Democratic presidential frontrunner Hillary Clinton told The Jewish Week in an interview on Tuesday that “it is unfair to put the onus on Israel” for the lack of progress on the Middle East peace front.
In a signal to Jewish voters she would be more openly supportive of Israel and tougher on Iran than President Barack Obama she also asserted that “Iran should be sanctioned” for the recent launch of ballistic missiles.
Clinton never criticized Obama, but when asked how does she respond to criticism that as president she would follow Obama’s ways treating Israel, she replied by saying her commitment to Israeli security is “not just policy, it’s personal.”
She added that since her first trip to Israel in 1981, “I have worked hard in all my public positions to further the relationship and do all I could to enhance Israeli security.
“We need to take the relationship to the next level,” she told The Jewish Week.
Often referring to her recent speech before AIPAC, she outlined her work as senator and secretary of state to create sanctions against Iran, support the security fence in Israel, broker a ceasefire to end rocket attacks on Gaza, champion the Iron Dome, weaken terror groups and “elevate the fight against anti-Semitism.”
Clinton claimed that she and Prime Minister Binyamin Netanyahu “get along well” and, that when allies like the U.S. and Israel have differences, which are inevitable, she would deal with them “quickly, respectfully and responsibly.”
She also added that she would invite Netanyahu for a White House visit during her first month in office and send a Pentagon delegation and the joint chiefs to Israel for early meetings.
On Iran and its ballistic missiles, Clinton noted that she has called for action in the form of sanctions in response.
Clinton said she “strongly” believes that the best way to prevent violations is to “vigorously enforce” the nuclear deal and “create unprecedented transparency.” She noted that “the rest of the world” wasn’t ready to impose new sanctions so soon after approving the deal but said she thinks she could lead an international move to renew sanctions.
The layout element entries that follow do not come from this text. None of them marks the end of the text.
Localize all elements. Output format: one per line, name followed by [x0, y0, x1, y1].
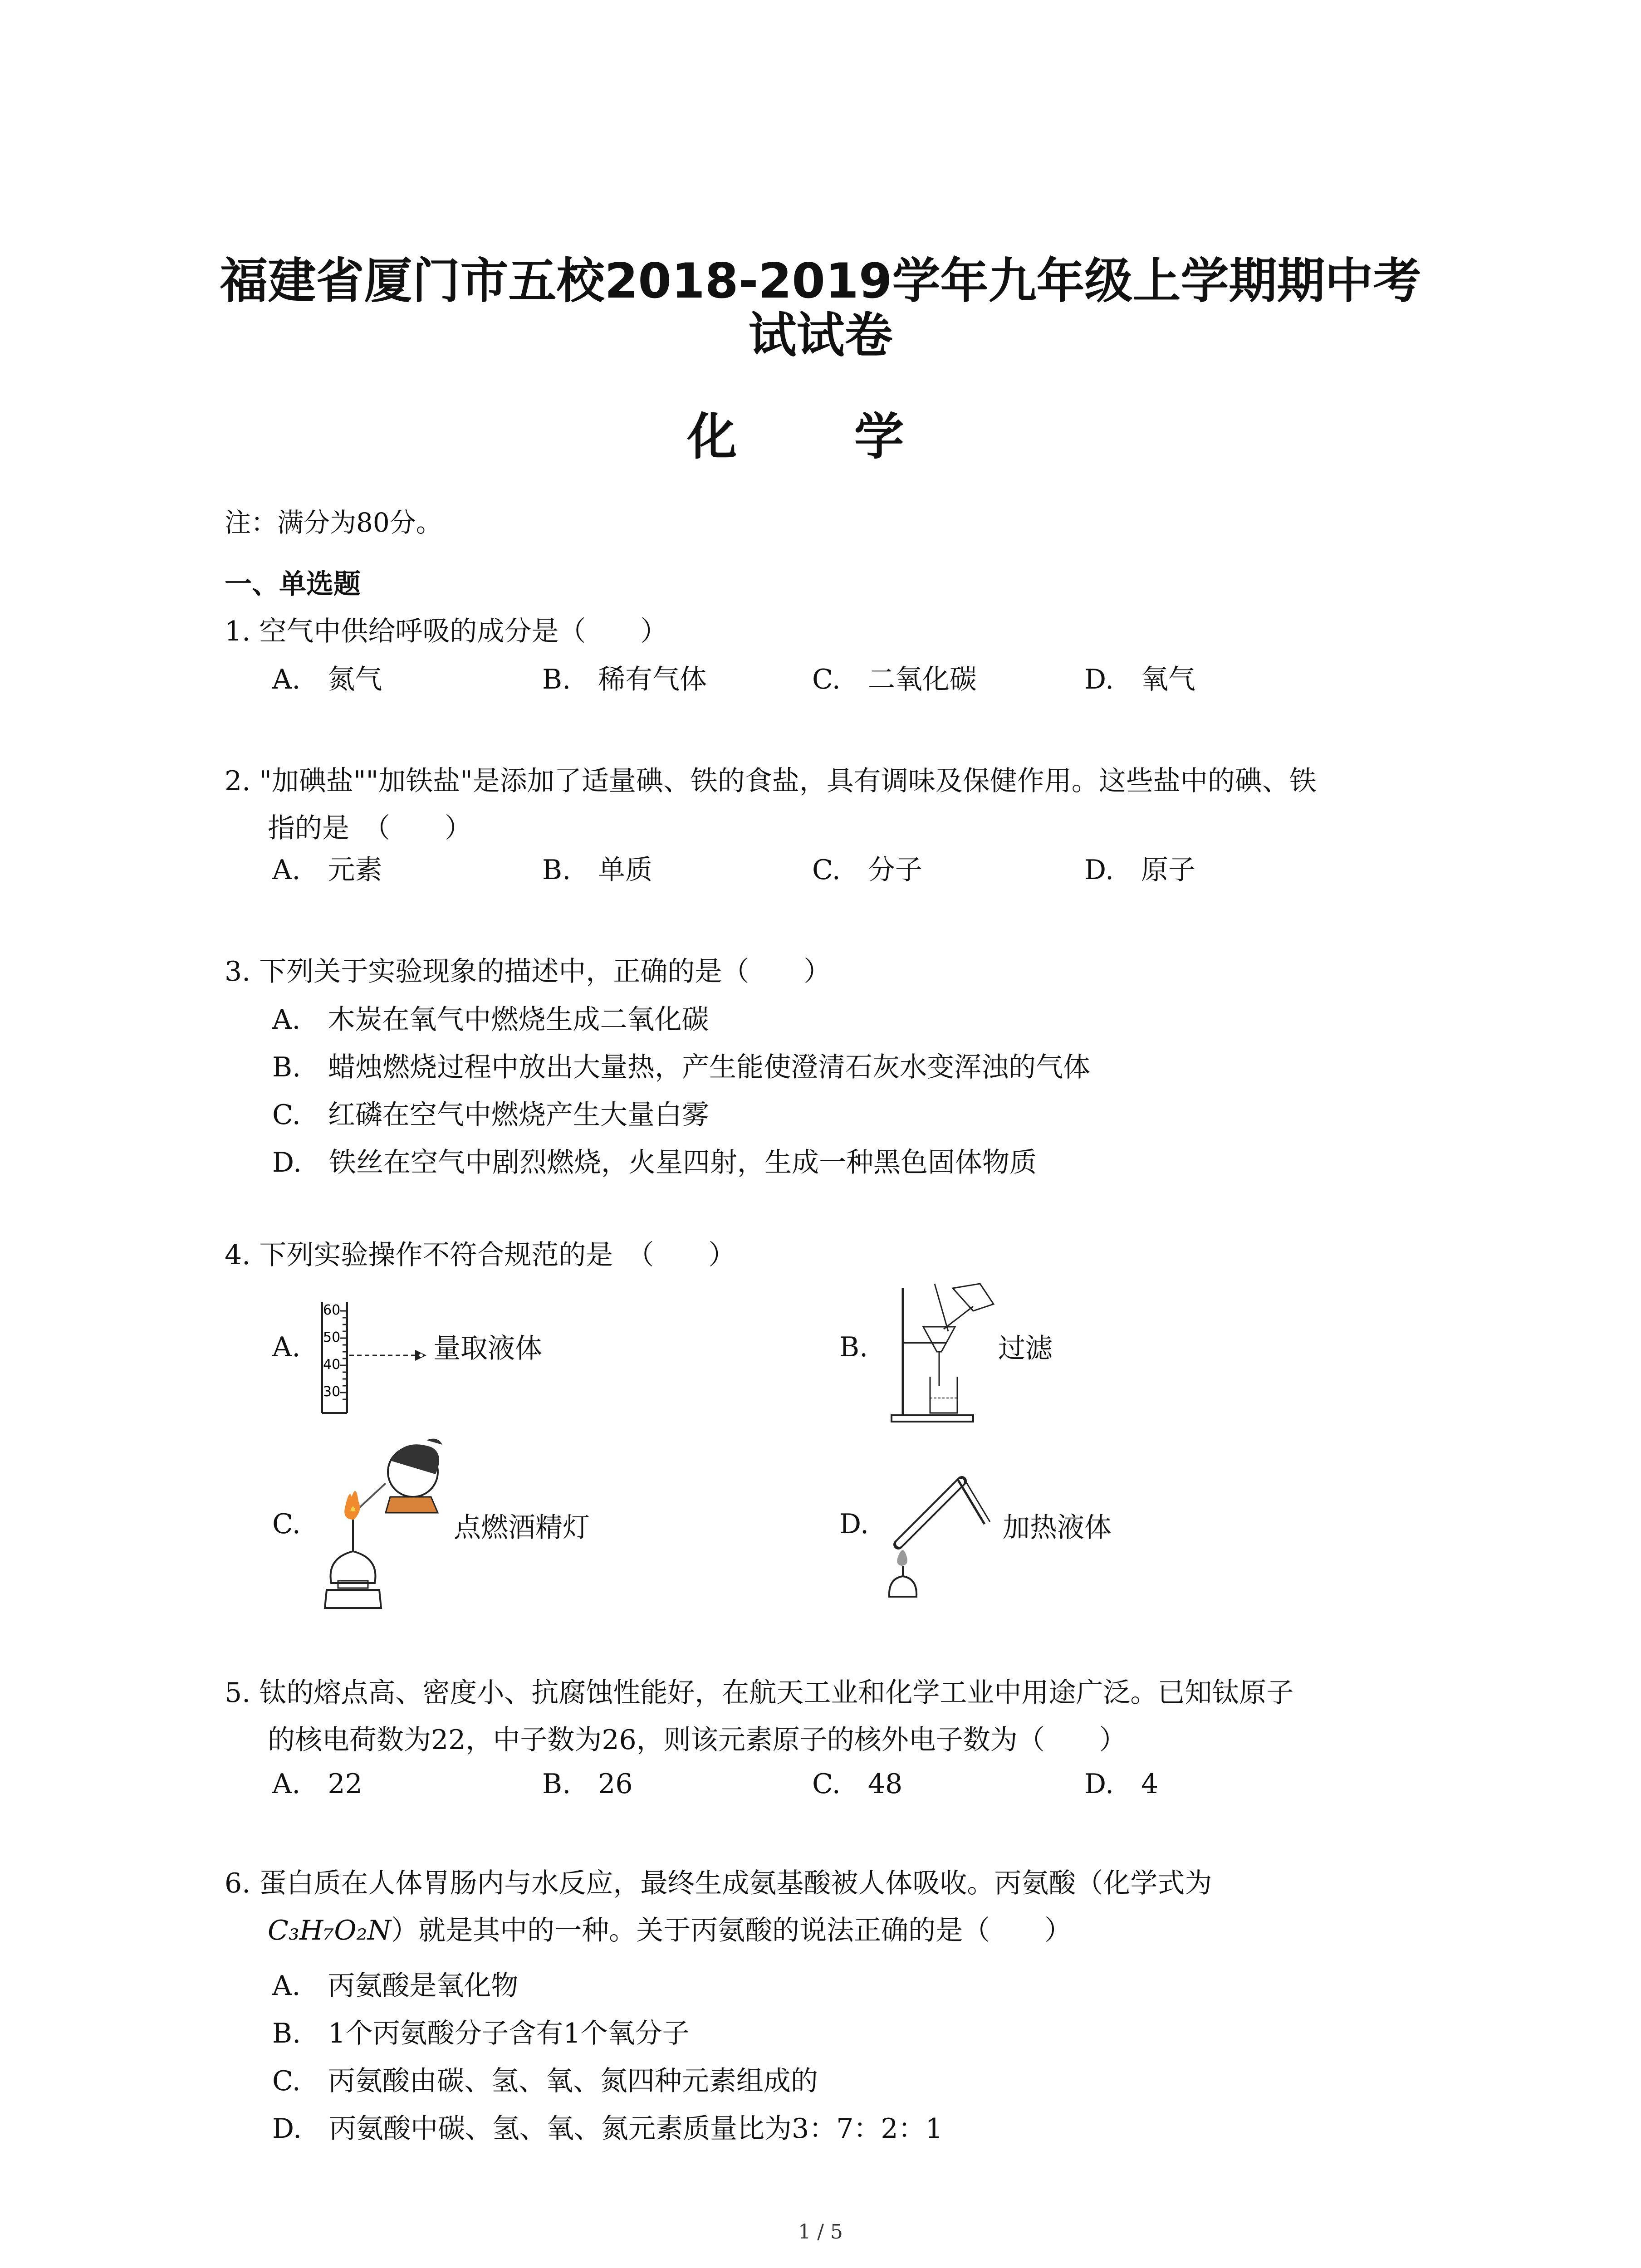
option-c: C. 48	[812, 1768, 903, 1800]
option-a: A. 氮气	[272, 664, 382, 695]
option-d: D. 原子	[1084, 854, 1196, 886]
option-a: A. 丙氨酸是氧化物	[272, 1970, 519, 2002]
subject-heading: 化 学	[687, 408, 954, 466]
question-2	[225, 758, 1468, 852]
cylinder-scale-labels	[323, 1302, 343, 1411]
option-b: B. 稀有气体	[542, 664, 707, 695]
option-d: D. 丙氨酸中碳、氢、氧、氮元素质量比为3：7：2：1	[272, 2113, 943, 2145]
option-d: D. 4	[1084, 1768, 1159, 1800]
option-b-caption: 过滤	[998, 1333, 1053, 1364]
option-a: A. 22	[272, 1768, 362, 1800]
tick-label-50: 50	[323, 1330, 341, 1345]
option-d: D. 氧气	[1084, 664, 1196, 695]
option-a-caption: 量取液体	[433, 1333, 542, 1364]
question-stem-rest: ）就是其中的一种。关于丙氨酸的说法正确的是（ ）	[391, 1915, 1072, 1946]
option-c: C. 丙氨酸由碳、氢、氧、氮四种元素组成的	[272, 2065, 818, 2097]
exam-title-line1: 福建省厦门市五校2018-2019学年九年级上学期期中考	[220, 253, 1421, 309]
page-number: 1 / 5	[798, 2220, 843, 2244]
option-c-caption: 点燃酒精灯	[454, 1512, 590, 1544]
option-d-letter: D.	[839, 1508, 869, 1540]
question-stem: 6. 蛋白质在人体胃肠内与水反应，最终生成氨基酸被人体吸收。丙氨酸（化学式为	[225, 1867, 1212, 1899]
tick-label-60: 60	[323, 1302, 341, 1318]
question-stem: 2. "加碘盐""加铁盐"是添加了适量碘、铁的食盐，具有调味及保健作用。这些盐中的碘、铁	[225, 765, 1317, 797]
option-b: B. 26	[542, 1768, 633, 1800]
question-stem-continued	[225, 1907, 1468, 1954]
tick-label-40: 40	[323, 1357, 341, 1373]
question-1-options	[272, 658, 1497, 705]
question-stem: 4. 下列实验操作不符合规范的是 （ ）	[225, 1239, 736, 1271]
option-c-letter: C.	[272, 1508, 301, 1540]
question-stem-continued: 的核电荷数为22，中子数为26，则该元素原子的核外电子数为（ ）	[268, 1724, 1127, 1756]
section-heading: 一、单选题	[225, 568, 361, 600]
option-c: C. 分子	[812, 854, 922, 886]
option-a: A. 元素	[272, 854, 382, 886]
question-stem: 5. 钛的熔点高、密度小、抗腐蚀性能好，在航天工业和化学工业中用途广泛。已知钛原子	[225, 1677, 1294, 1709]
chemical-formula: C₃H₇O₂N	[268, 1915, 392, 1946]
option-c: C. 红磷在空气中燃烧产生大量白雾	[272, 1099, 709, 1131]
option-b: B. 蜡烛燃烧过程中放出大量热，产生能使澄清石灰水变浑浊的气体	[272, 1051, 1091, 1083]
option-d: D. 铁丝在空气中剧烈燃烧，火星四射，生成一种黑色固体物质	[272, 1147, 1037, 1178]
question-5	[225, 1669, 1468, 1764]
exam-title-line2: 试试卷	[748, 308, 893, 363]
question-stem: 3. 下列关于实验现象的描述中，正确的是（ ）	[225, 956, 831, 987]
question-2-options	[272, 848, 1497, 895]
option-b: B. 1个丙氨酸分子含有1个氧分子	[272, 2018, 690, 2049]
option-c: C. 二氧化碳	[812, 664, 977, 695]
question-stem-continued: 指的是 （ ）	[268, 812, 472, 844]
score-note: 注：满分为80分。	[225, 507, 442, 538]
option-a: A. 木炭在氧气中燃烧生成二氧化碳	[272, 1004, 709, 1036]
alcohol-lamp-lighting-figure	[318, 1433, 454, 1619]
option-b-letter: B.	[839, 1331, 868, 1363]
question-6	[225, 1860, 1468, 1954]
option-b: B. 单质	[542, 854, 653, 886]
option-d-caption: 加热液体	[1003, 1512, 1112, 1544]
question-stem: 1. 空气中供给呼吸的成分是（ ）	[225, 616, 668, 647]
heating-test-tube-figure	[885, 1465, 994, 1601]
question-1	[225, 608, 1468, 655]
question-3	[225, 948, 1468, 995]
option-a-letter: A.	[272, 1331, 301, 1363]
tick-label-30: 30	[323, 1384, 341, 1400]
question-5-options	[272, 1762, 1497, 1809]
question-4	[225, 1232, 1468, 1279]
Clinton also reiterated in the interview that she opposes unilateral steps or imposed resolutions in dealing with the Israel-Palestinian conflict.
“The United Nations is not the venue” for such diplomacy, she told The Jewish Week, given its “terrible track record in addressing these issues.” Clinton added the only path to peace is negotiations “between the parties themselves.”
Asked whether it was fair for the administration and mainstream press to put the onus on Israel for the failure of the peace process, she replied, “No, it’s not accurate or fair or useful.”
“I remember when Yasser Arafat walked away” from the Camp David peace talks her husband, as president, tried to broker in 2000 between the Palestinian Authority and Israeli Prime Minister Ehud Barak.
“It was one of the most comprehensive efforts,” she said, offering a version of the famous Abba Eban dictum that “the Palestinians never miss an opportunity to miss an opportunity.”
The interview follows one Clinton gave Monday to the New York Daily News, in which she emphasized her pro-Israel credentials, looking to capitalize on recent missteps by rival Bernie Sanders, whose faux pas on the 2014 Gaza war has alienated some Jewish backers.
Making a veiled reference to rumors suggesting that the Obama administration was weighing possible use of a UN Security Council resolution to force Israel to accept the framework for a future final status agreement with the Palestinian Authority, Clinton suggested in that interview as well that she would not support such an approach.
“I will be a President who tries to always support Israel in the United Nations or any other international tribunal, as I have in the past.”
She also blasted the BDS movement and promised to strengthen Israel’s military.
“I will continue to ensure that Israel has a qualitative military edge; that I will continue, as I did as a senator, as I did as Secretary of State to do anything and everything for their security; that I will continue to speak out against the BDS movement, which I think is one-sided, discriminatory and unfair,” Clinton said.